I read an interesting item on Medscape today. It was a report on health care workers doing online sex work to supplement or replace their income. One was a young man doing dementia care in the UK; the other was a young female EMS worker in New York. Both were on the website “Only Fans,” which allows subscribers to solicit explicit photos and videos from content creators who create their material in the privacy and safety of their own homes, and upload it on the site.
Both of the stories emphasized that health care work was harder, soul-sucking, particularly during the pandemic, and insufficiently remunerated. Both workers were struggling to pay for food and rent. “Only Fans” sex work allowed them to earn in a month what their full-time jobs pay in a year.

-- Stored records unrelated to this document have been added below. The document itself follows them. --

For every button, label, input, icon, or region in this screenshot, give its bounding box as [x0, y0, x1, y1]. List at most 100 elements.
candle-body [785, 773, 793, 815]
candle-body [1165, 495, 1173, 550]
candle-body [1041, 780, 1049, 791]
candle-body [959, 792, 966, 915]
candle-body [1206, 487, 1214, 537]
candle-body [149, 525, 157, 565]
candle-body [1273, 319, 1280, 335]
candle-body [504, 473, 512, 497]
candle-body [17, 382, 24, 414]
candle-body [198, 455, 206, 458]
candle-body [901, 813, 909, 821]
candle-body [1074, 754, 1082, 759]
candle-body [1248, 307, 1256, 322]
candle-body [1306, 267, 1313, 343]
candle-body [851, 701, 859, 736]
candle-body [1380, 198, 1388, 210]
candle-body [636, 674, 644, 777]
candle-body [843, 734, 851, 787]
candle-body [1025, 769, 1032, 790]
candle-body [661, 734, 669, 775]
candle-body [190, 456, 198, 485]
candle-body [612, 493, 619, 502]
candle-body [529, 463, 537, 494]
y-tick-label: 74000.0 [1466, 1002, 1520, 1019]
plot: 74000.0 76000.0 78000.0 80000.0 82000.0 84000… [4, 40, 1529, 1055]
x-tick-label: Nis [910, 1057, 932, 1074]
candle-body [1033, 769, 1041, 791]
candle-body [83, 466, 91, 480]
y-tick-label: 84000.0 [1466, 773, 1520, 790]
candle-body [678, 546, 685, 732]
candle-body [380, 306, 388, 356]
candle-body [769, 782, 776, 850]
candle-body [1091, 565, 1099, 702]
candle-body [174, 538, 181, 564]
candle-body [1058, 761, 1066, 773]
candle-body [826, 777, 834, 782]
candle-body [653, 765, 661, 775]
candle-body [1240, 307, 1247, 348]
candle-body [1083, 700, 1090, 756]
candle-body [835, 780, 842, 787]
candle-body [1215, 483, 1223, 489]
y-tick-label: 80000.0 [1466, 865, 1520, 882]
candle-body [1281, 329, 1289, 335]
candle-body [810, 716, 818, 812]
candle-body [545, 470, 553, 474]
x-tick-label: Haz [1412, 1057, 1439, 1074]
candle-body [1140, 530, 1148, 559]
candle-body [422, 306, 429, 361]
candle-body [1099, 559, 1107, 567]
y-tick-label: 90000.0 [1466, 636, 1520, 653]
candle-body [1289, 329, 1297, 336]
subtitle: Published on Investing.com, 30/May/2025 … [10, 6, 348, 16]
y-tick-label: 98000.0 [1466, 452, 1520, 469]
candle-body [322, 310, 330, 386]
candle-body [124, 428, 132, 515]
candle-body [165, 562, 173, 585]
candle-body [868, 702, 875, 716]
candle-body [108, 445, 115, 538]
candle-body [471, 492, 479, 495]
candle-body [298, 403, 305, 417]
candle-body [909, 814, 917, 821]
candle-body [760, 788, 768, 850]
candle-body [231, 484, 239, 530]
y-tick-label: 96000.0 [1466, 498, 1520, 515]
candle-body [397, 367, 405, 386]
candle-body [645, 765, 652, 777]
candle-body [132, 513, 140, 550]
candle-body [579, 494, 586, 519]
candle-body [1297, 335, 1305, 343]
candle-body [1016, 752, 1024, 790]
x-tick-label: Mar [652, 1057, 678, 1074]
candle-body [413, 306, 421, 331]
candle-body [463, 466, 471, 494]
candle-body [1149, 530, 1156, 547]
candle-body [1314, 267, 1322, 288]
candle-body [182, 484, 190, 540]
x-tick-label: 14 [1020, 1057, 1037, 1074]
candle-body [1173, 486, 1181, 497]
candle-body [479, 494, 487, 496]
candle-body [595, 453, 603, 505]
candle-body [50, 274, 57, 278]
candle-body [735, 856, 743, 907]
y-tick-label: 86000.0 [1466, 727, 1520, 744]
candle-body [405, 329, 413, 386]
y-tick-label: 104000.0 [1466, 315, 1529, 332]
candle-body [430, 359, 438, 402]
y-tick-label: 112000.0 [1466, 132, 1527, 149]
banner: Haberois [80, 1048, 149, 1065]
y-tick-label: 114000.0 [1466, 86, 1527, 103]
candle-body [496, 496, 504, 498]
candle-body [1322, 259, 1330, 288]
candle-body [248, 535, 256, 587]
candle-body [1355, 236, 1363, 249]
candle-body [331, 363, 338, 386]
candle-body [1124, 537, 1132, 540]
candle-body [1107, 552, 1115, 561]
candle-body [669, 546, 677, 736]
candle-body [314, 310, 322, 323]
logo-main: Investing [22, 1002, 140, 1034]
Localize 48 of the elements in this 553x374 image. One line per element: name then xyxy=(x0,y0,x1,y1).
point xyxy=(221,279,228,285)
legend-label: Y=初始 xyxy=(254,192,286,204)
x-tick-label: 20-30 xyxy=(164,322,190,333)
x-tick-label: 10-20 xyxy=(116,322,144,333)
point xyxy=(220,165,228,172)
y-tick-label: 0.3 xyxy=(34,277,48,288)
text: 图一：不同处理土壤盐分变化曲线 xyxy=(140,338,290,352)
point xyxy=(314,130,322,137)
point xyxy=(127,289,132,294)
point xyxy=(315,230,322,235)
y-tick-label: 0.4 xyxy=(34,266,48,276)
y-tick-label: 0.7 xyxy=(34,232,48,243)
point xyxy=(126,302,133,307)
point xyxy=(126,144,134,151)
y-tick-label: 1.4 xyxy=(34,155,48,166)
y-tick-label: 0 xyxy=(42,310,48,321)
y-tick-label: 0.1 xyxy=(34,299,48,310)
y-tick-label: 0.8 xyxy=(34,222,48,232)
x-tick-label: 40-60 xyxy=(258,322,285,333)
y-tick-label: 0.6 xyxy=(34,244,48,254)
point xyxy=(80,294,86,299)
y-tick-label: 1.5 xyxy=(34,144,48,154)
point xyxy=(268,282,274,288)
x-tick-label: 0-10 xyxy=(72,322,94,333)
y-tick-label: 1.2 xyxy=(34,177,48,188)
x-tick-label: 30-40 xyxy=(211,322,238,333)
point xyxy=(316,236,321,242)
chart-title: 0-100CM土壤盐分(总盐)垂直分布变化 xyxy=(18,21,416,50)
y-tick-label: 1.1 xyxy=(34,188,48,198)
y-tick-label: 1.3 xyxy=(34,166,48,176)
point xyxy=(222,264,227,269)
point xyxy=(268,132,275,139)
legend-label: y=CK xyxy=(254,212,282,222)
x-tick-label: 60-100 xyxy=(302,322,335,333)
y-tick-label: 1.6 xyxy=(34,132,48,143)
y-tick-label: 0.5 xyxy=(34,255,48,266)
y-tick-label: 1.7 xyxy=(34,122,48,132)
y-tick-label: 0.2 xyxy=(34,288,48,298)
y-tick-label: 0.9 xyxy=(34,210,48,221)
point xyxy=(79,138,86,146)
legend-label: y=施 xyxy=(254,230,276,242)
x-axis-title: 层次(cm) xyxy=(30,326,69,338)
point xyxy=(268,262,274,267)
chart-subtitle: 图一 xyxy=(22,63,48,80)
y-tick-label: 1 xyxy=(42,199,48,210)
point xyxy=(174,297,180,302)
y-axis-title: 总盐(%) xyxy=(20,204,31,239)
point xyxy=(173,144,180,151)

Sex work has a long history as a survival strategy in times and places of conflict and/or poverty. What’s surprising here is that neither of the stories was set in a conflict zone or among a class of individuals that one might expect to be especially poor. Still, “poor” is a relative term that applies not just to one’s access to material resources, but also to whether those resources are adequate to provide a person and dependents with food, shelter, safety and opportunity. In other words, I might not expect healthcare workers to be poor, but if what one earns is much less than what one needs in order to have the basics, then they are poor.
It’s a fucking sad state of affairs, if you ask me.
Doesn’t speak well about our priorities as a society.
It is a Fucking state of affairs indeed.